El crudo Brent salta un 3,9% a medida que se desvanecen las esperanzas de alto el fuego
Los precios del petróleo subieron y los rendimientos de los bonos aumentaron el jueves, ya que Irán rechazó una propuesta estadounidense de alto el fuego de un mes, lo que extinguió las esperanzas de un rápido fin al conflicto de cuatro semanas. El rechazo, que se produjo justo antes de la fecha límite del viernes establecida por el presidente Donald Trump, envió los futuros del crudo Brent para entrega en abril a un alza del 3,9% hasta los 106,16 dólares por barril. Los operadores ahora están valorando un período más largo de interrupción para el Estrecho de Ormuz, una arteria crítica para el transporte global de energía.
Los temores de una inflación sostenida impulsada por la energía se extendieron por los mercados de deuda. El rendimiento de la nota del Tesoro de EE. UU. a 2 años, un barómetro clave para las expectativas de tasas de interés, aumentó 4 puntos básicos hasta el 3,936%, su nivel más alto en ocho meses. El movimiento indica que los inversores están retrasando su cronograma para posibles recortes de tasas de la Reserva Federal. La ansiedad del mercado se reflejó aún más en el índice Cboe VIX, que subió un 2,1% hasta el 27,48, lo que indica expectativas de una volatilidad significativa del mercado de valores.
Directores ejecutivos de energía advierten sobre un shock de suministro de 8 millones de barriles al día
En la conferencia de energía CERAWeek en Houston, los líderes de la industria emitieron una dura advertencia de que los mercados financieros están subestimando la gravedad de la crisis de suministro físico. Ryan Lance, director ejecutivo de ConocoPhillips, afirmó que el conflicto ha sacado del mercado entre 8 y 10 millones de barriles de petróleo al día, una interrupción que, según él, el mundo no puede absorber fácilmente. Este sentimiento fue repetido por Wael Sawan, director ejecutivo de Shell, quien enfatizó que lo que importa para los consumidores que enfrentan escasez en el mundo real son los flujos físicos, no los precios de futuros.
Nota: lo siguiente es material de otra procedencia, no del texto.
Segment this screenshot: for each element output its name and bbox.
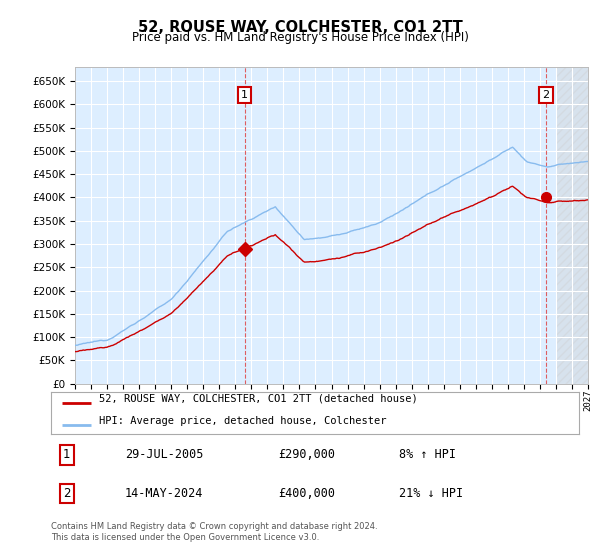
Text: 2: 2 — [542, 90, 550, 100]
Text: Price paid vs. HM Land Registry's House Price Index (HPI): Price paid vs. HM Land Registry's House … — [131, 31, 469, 44]
Text: 52, ROUSE WAY, COLCHESTER, CO1 2TT: 52, ROUSE WAY, COLCHESTER, CO1 2TT — [137, 20, 463, 35]
Bar — [556, 67, 596, 384]
Text: £400,000: £400,000 — [278, 487, 335, 500]
Text: 2: 2 — [63, 487, 71, 500]
Text: 8% ↑ HPI: 8% ↑ HPI — [400, 449, 457, 461]
Text: Contains HM Land Registry data © Crown copyright and database right 2024.: Contains HM Land Registry data © Crown c… — [51, 522, 377, 531]
Text: HPI: Average price, detached house, Colchester: HPI: Average price, detached house, Colc… — [98, 416, 386, 426]
Text: 52, ROUSE WAY, COLCHESTER, CO1 2TT (detached house): 52, ROUSE WAY, COLCHESTER, CO1 2TT (deta… — [98, 393, 417, 403]
Text: 14-MAY-2024: 14-MAY-2024 — [125, 487, 203, 500]
Text: 1: 1 — [63, 449, 71, 461]
Text: 1: 1 — [241, 90, 248, 100]
Text: 21% ↓ HPI: 21% ↓ HPI — [400, 487, 464, 500]
Text: 29-JUL-2005: 29-JUL-2005 — [125, 449, 203, 461]
Text: This data is licensed under the Open Government Licence v3.0.: This data is licensed under the Open Gov… — [51, 533, 319, 542]
Text: £290,000: £290,000 — [278, 449, 335, 461]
El impacto ya se está materializando en los productos refinados. Según Patrick Pouyanné, director ejecutivo de TotalEnergies, los precios del combustible para aviones han alcanzado los 200 dólares por barril y el diésel ha llegado a los 160 dólares por barril, lo que ha provocado escasez de combustible en toda Asia que se espera que se extienda a Europa en abril. La interrupción se extiende al gas natural, con un ataque a la instalación de Ras Laffan de Qatar, que suministra el 20% del gas natural licuado (GNL) del mundo, dañando la infraestructura que la empresa estatal QatarEnergy dice que podría tardar hasta cinco años en repararse.
Los mercados de valores caen a medida que las probabilidades de recesión suben al 37%
Los precios de la energía persistentemente altos y el creciente riesgo geopolítico están alimentando las preocupaciones de estanflación, una combinación tóxica de crecimiento lento y alta inflación. Desde que comenzó el conflicto el 28 de febrero, el S&P 500 ha caído un 7,3%, incluso mientras las acciones del sector energético han ganado un 12,6%. El mercado en general sigue bajando casi un 5% en el mes, incapaz de escapar del lastre de los precios elevados del petróleo y los rendimientos de los bonos.
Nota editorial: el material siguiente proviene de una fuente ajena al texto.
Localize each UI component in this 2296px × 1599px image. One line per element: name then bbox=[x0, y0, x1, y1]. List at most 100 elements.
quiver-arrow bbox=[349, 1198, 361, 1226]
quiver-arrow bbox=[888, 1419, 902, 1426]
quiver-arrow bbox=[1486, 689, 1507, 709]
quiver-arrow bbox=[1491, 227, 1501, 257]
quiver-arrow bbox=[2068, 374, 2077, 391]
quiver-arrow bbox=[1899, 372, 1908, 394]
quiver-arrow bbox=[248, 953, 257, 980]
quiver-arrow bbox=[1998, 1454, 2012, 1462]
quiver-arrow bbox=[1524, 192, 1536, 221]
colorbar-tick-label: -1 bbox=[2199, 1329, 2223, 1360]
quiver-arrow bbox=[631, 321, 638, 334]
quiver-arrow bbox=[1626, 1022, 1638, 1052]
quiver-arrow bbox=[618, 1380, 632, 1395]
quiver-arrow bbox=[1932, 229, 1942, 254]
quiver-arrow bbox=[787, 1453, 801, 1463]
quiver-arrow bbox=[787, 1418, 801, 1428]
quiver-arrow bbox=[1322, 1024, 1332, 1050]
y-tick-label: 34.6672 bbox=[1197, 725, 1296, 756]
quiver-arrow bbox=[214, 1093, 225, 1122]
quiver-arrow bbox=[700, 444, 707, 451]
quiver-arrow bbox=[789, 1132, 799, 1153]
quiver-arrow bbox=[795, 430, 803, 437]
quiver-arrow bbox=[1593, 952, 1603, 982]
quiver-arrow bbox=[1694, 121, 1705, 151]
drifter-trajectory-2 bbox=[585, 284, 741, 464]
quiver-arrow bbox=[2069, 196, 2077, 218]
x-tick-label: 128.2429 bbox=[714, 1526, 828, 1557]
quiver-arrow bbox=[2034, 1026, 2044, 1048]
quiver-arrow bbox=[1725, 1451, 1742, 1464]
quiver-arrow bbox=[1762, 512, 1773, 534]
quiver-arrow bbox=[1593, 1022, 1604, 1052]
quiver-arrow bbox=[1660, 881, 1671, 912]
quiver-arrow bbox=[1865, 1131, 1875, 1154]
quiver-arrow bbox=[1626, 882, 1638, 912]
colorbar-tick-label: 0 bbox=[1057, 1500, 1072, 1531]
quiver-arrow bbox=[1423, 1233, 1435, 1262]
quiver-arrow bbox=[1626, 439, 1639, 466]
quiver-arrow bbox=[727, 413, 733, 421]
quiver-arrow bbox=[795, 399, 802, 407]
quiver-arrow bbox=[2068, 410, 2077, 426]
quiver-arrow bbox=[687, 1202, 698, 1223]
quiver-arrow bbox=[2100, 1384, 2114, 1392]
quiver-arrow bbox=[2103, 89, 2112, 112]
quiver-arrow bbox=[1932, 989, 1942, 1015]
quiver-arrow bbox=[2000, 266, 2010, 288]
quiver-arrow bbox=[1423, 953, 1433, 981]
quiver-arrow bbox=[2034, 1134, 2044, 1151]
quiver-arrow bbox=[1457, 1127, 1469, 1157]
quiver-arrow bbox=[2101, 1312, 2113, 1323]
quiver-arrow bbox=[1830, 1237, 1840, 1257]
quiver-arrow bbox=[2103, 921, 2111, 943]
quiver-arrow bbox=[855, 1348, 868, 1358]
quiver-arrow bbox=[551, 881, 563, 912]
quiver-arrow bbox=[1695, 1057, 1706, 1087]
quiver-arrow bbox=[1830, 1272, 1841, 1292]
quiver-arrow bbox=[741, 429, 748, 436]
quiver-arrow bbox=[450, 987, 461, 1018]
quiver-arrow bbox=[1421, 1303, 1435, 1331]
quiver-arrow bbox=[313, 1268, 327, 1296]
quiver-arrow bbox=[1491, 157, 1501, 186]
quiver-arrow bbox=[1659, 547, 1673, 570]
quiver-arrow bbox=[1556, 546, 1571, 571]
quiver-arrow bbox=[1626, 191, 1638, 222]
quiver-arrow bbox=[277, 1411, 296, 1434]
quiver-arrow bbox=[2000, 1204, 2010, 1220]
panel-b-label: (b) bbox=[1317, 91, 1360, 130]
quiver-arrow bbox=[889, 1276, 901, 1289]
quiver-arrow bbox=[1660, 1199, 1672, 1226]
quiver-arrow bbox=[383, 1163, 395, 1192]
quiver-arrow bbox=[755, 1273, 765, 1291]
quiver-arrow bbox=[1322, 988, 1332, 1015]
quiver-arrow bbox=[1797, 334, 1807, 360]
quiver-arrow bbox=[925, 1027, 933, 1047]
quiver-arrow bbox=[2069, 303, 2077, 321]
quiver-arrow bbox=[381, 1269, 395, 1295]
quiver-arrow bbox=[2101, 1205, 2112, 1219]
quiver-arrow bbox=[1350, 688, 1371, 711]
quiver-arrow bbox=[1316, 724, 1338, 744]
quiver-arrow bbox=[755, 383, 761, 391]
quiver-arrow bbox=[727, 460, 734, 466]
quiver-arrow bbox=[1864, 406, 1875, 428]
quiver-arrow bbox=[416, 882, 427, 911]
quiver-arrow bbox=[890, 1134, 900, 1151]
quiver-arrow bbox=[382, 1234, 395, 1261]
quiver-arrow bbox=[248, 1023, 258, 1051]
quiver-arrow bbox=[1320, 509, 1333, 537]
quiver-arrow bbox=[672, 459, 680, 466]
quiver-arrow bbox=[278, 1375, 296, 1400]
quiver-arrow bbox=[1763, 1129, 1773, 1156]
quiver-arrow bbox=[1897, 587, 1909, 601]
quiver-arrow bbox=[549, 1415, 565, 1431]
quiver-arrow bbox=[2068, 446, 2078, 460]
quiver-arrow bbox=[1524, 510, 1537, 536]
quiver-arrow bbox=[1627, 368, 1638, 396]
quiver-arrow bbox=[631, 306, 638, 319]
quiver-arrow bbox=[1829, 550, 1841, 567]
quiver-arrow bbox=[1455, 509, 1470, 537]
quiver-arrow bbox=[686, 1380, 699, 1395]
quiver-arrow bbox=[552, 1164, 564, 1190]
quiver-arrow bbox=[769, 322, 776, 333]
El deterioro de las perspectivas se refleja en los mercados de predicción, donde las probabilidades de una recesión en EE. UU. en 2026 han subido del 22% antes del conflicto al 37%. La crisis también está elevando los costos de otras materias primas esenciales, con los precios de la urea, un componente clave de los fertilizantes que pasa por el Estrecho de Ormuz, aumentando un 50%. Esto eleva la perspectiva de precios de los alimentos más altos, lo que ejerce una presión adicional sobre la economía global.